On Tue, Jan 01, 2008 at 03:19:29PM +0100, Kris Kennaway wrote:
> Vlad GALU wrote:
> >On 1/1/08, Kris Kennaway <[EMAIL PROTECTED]> wrote:
> >>Gergely CZUCZY wrote:
> >>>On Tue, Jan 01, 2008 at 05:04:56AM +0100, Kris Kennaway wrote:
> >>>>Ivan Voras wrote:
> >>>>>Kris Kennaway wrote:
> >>>>>>Gergely CZUCZY wrote:
> >>>>>>>>It looks like myisam is doing huge numbers of concurrent reads of the
> >>>>>>>>same file which is running into exclusive locking in the kernel
> >>>>>>>>(vnode interlock and lockbuilder mtxpool).  Does it not do any
> >>>>>>>>caching of the data in userspace but relies on querying into the
> >>>>>>>>kernel every time? innodb doesn't have this behaviour.
> >>>>>>>Sorry, but was this a rethorical kind of question, or was this
> >>>>>>>addressed to me? :)
> >>>>>>>If the later, then how do I find this out?
> >>>>>>It's a general question.  It looks like myisam either has a design
> >>>>>>deficiency in this regard or it has poor defaults.  If it can be made to
> >>>>>>improve caching of the data in userland then performance should improve.
> >>>>>Isn't this common for software developed for Linux? I mean assuming
> >>>>>syscalls are cheap; for example: gettimeofday(2), settitle(2), etc. I
> >>>>>don't think the applications should be blamed for relying on performance
> >>>>>optimizations not present in FreeBSD. Saying applications must do their
> >>>>>own caching instead of relying on the kernel and need to avoid
> >>>>>concurrent accesses to the same file seems like a doctrine from the dark
> >>>>>ages.
> >>>>Why?  Even if Linux magically has faster syscalls somehow, they are still 
> >>>>not zero cost so avoiding huge numbers of unnecessary 
> >>>>trips
> >>>>into the kernel is in no sense a "doctrine from the dark ages".  Besides, 
> >>>>if my hypothesis about the problem is correct then mysql
> >>>>itself does this with the alternate innodb backend anyway.
> >>>There's this SYSCALL CPU extension with the SYSENTER/SYSEXIT features.
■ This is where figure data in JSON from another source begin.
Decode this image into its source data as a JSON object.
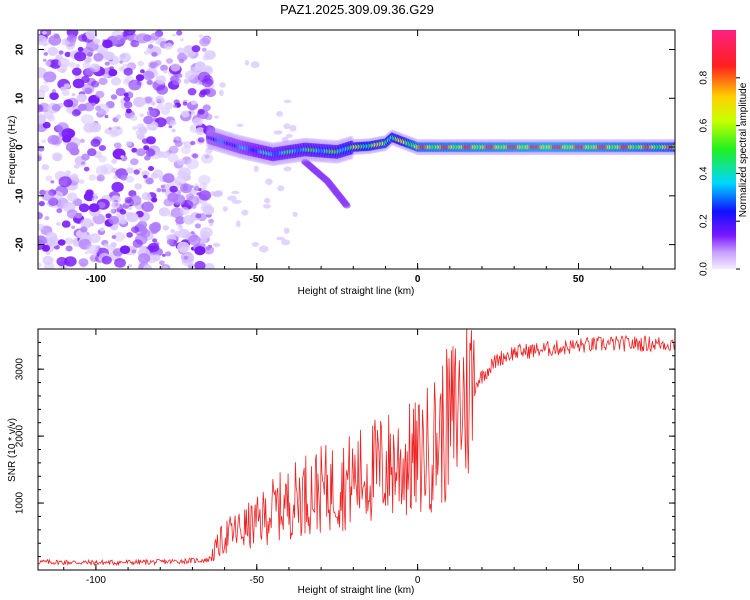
{
  "title": "PAZ1.2025.309.09.36.G29",
  "colors": {
    "series": "#ee2222",
    "ridge": "#cc1111",
    "noise": "#8a2be2"
  },
  "chart_data": [
    {
      "type": "heatmap",
      "title": "PAZ1.2025.309.09.36.G29",
      "xlabel": "Height of straight line (km)",
      "ylabel": "Frequency (Hz)",
      "xlim": [
        -118,
        80
      ],
      "ylim": [
        -25,
        24
      ],
      "x_ticks": [
        -100,
        -50,
        0,
        50
      ],
      "y_ticks": [
        -20,
        -10,
        0,
        10,
        20
      ],
      "colorbar": {
        "label": "Normalized spectral amplitude",
        "range": [
          0,
          1
        ],
        "ticks": [
          0.0,
          0.2,
          0.4,
          0.6,
          0.8
        ]
      },
      "ridge": {
        "x": [
          -65,
          -55,
          -45,
          -35,
          -25,
          -20,
          -15,
          -10,
          -8,
          0,
          20,
          40,
          60,
          80
        ],
        "y": [
          2,
          0,
          -1.5,
          -0.5,
          -1,
          0,
          0.2,
          0.8,
          2,
          0,
          0,
          0,
          0,
          0
        ],
        "peak_amplitude": [
          0.3,
          0.35,
          0.45,
          0.5,
          0.55,
          0.6,
          0.7,
          0.75,
          0.6,
          0.85,
          0.9,
          0.95,
          0.9,
          0.8
        ]
      },
      "noise_region_x": [
        -118,
        -64
      ],
      "branch": {
        "x": [
          -35,
          -28,
          -22
        ],
        "y": [
          -3,
          -7,
          -12
        ]
      }
    },
    {
      "type": "line",
      "title": "",
      "xlabel": "Height of straight line (km)",
      "ylabel": "SNR (10 * v/v)",
      "xlim": [
        -118,
        80
      ],
      "ylim": [
        0,
        3600
      ],
      "x_ticks": [
        -100,
        -50,
        0,
        50
      ],
      "y_ticks": [
        1000,
        2000,
        3000
      ],
      "series": [
        {
          "name": "SNR",
          "x": [
            -118,
            -100,
            -80,
            -65,
            -60,
            -55,
            -50,
            -45,
            -40,
            -35,
            -30,
            -25,
            -20,
            -15,
            -10,
            -5,
            0,
            5,
            10,
            15,
            20,
            25,
            30,
            40,
            50,
            60,
            70,
            80
          ],
          "values": [
            120,
            110,
            120,
            150,
            500,
            600,
            700,
            900,
            1000,
            1150,
            1200,
            1250,
            1350,
            1450,
            1550,
            1600,
            1650,
            1900,
            2200,
            2600,
            2900,
            3150,
            3250,
            3300,
            3350,
            3380,
            3380,
            3380
          ]
        }
      ]
    }
  ]
}
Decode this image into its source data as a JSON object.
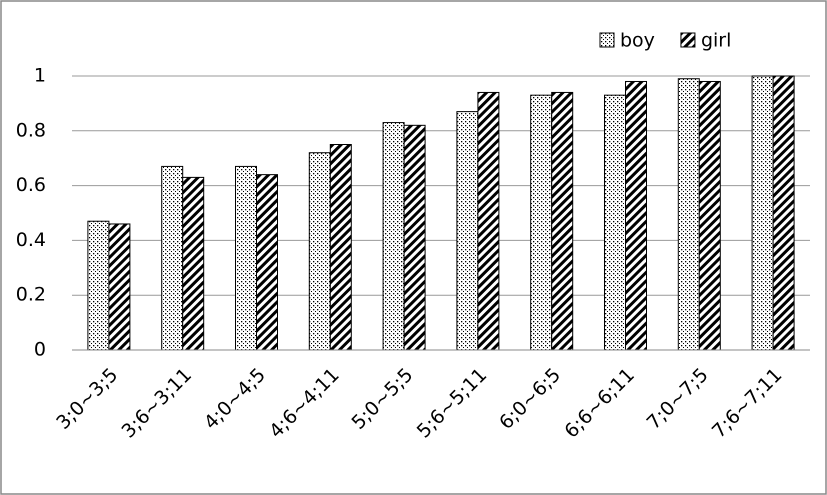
{
  "chart_data": {
    "type": "bar",
    "categories": [
      "3;0~3;5",
      "3;6~3;11",
      "4;0~4;5",
      "4;6~4;11",
      "5;0~5;5",
      "5;6~5;11",
      "6;0~6;5",
      "6;6~6;11",
      "7;0~7;5",
      "7;6~7;11"
    ],
    "series": [
      {
        "name": "boy",
        "color": "#000000",
        "pattern": "dots",
        "values": [
          0.47,
          0.67,
          0.67,
          0.72,
          0.83,
          0.87,
          0.93,
          0.93,
          0.99,
          1.0
        ]
      },
      {
        "name": "girl",
        "color": "#000000",
        "pattern": "hatch",
        "values": [
          0.46,
          0.63,
          0.64,
          0.75,
          0.82,
          0.94,
          0.94,
          0.98,
          0.98,
          1.0
        ]
      }
    ],
    "ylim": [
      0,
      1
    ],
    "yticks": [
      0,
      0.2,
      0.4,
      0.6,
      0.8,
      1
    ],
    "grid": true,
    "legend": "top-right"
  }
}
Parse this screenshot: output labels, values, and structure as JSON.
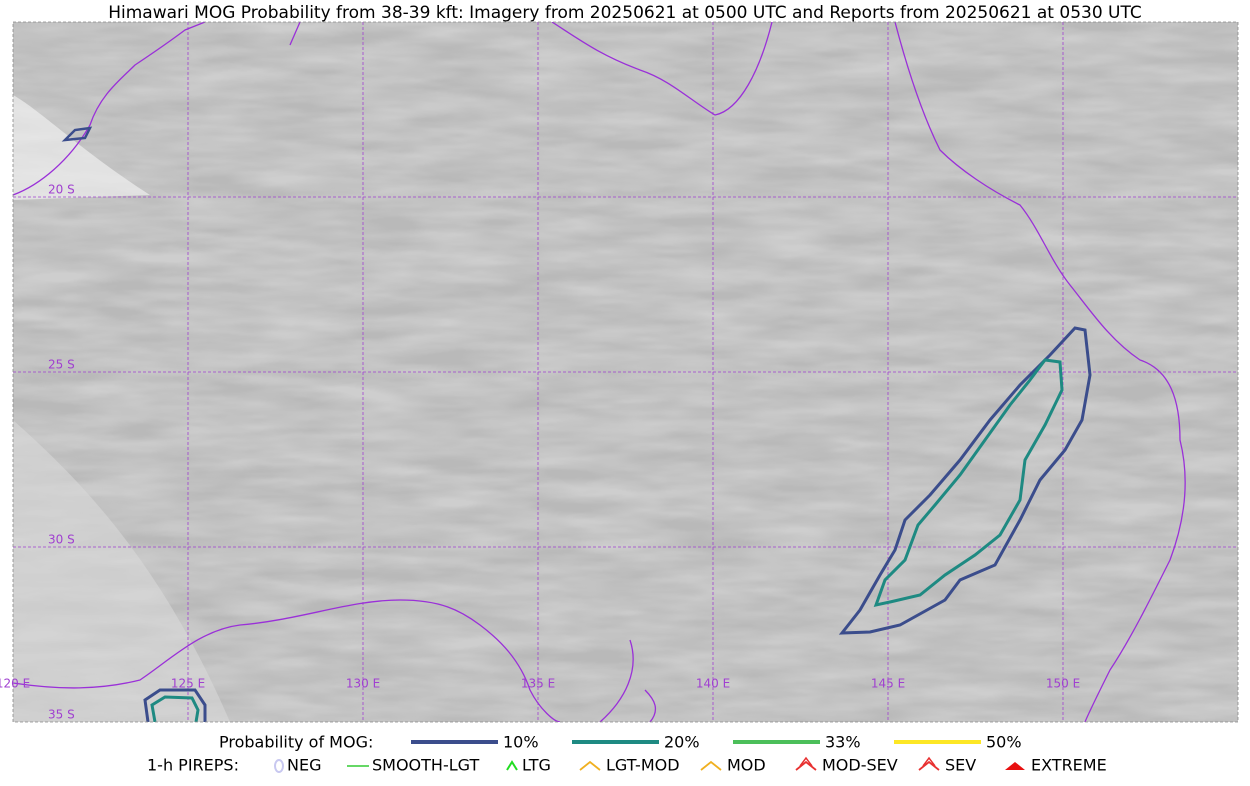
{
  "header": {
    "title": "Himawari MOG Probability from 38-39 kft: Imagery from 20250621 at 0500 UTC and Reports from 20250621 at 0530 UTC"
  },
  "map": {
    "lat_labels": [
      "20 S",
      "25 S",
      "30 S",
      "35 S"
    ],
    "lon_labels": [
      "120 E",
      "125 E",
      "130 E",
      "135 E",
      "140 E",
      "145 E",
      "150 E"
    ]
  },
  "legend": {
    "probability": {
      "label": "Probability of MOG:",
      "items": [
        {
          "label": "10%",
          "color": "#3b4d8c"
        },
        {
          "label": "20%",
          "color": "#1e8a82"
        },
        {
          "label": "33%",
          "color": "#4cbf5a"
        },
        {
          "label": "50%",
          "color": "#fde725"
        }
      ]
    },
    "pireps": {
      "label": "1-h PIREPS:",
      "items": [
        {
          "label": "NEG",
          "color": "#c8c8f0"
        },
        {
          "label": "SMOOTH-LGT",
          "color": "#33cc33"
        },
        {
          "label": "LTG",
          "color": "#22dd22"
        },
        {
          "label": "LGT-MOD",
          "color": "#f0b020"
        },
        {
          "label": "MOD",
          "color": "#f0b020"
        },
        {
          "label": "MOD-SEV",
          "color": "#e83030"
        },
        {
          "label": "SEV",
          "color": "#e83030"
        },
        {
          "label": "EXTREME",
          "color": "#e81010"
        }
      ]
    }
  }
}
IIRC
> >>>Linux takes advantage of this, while FreeBSD doesn't. I might be wrong 
> >>>here,
> >>>of course.
> >>FreeBSD does on amd64.  It still doesn't make syscalls free, so the
> >>architectural principle of "cache data close to where it is needed"
> >>continues to apply.
> >>
> >>Anyway, it remains to be understood whether linux really does have
> >>faster syscalls, i.e. to understand exactly what unixbench is reporting
> >>when it emits pretty numbers.  For example, how is it determining
> >>"syscall overhead"?  Often this is done by calling a syscall that the
> >>microbenchmark assumes is doing almost no work in the kernel.  This is
> >>often chosen to be getpid() which may well be NULL on Linux, but
> >>actually does do work on FreeBSD unless you remove COMPAT_43BSD from
> >>your kernel.  Also I believe glibc caches getpid() in libc (again that
> >>pesky architectural principle) so you need to be careful you are
> >>actually doing the syscalls you think you are.
> >>
> >   BTW, now with COMPAT_43 gone out of GENERIC, is it necesary to keep
> >COMPAT_43TTY, even when Linux emulation is not needed?
> 
> I think a lot of old software (e.g. in ports) still uses it although someone 
> is working on converting them to less archaic APIs.
Is there some wiki pages or any writings on this issue? I'm not so
familiar with this COMPAT_43 obsolated stuff, and I'd like to
know what's going on, what's the problem, and so on...

Sincerely,

Gergely Czuczy
mailto: [EMAIL PROTECTED]

-- 
Weenies test. Geniuses solve problems that arise.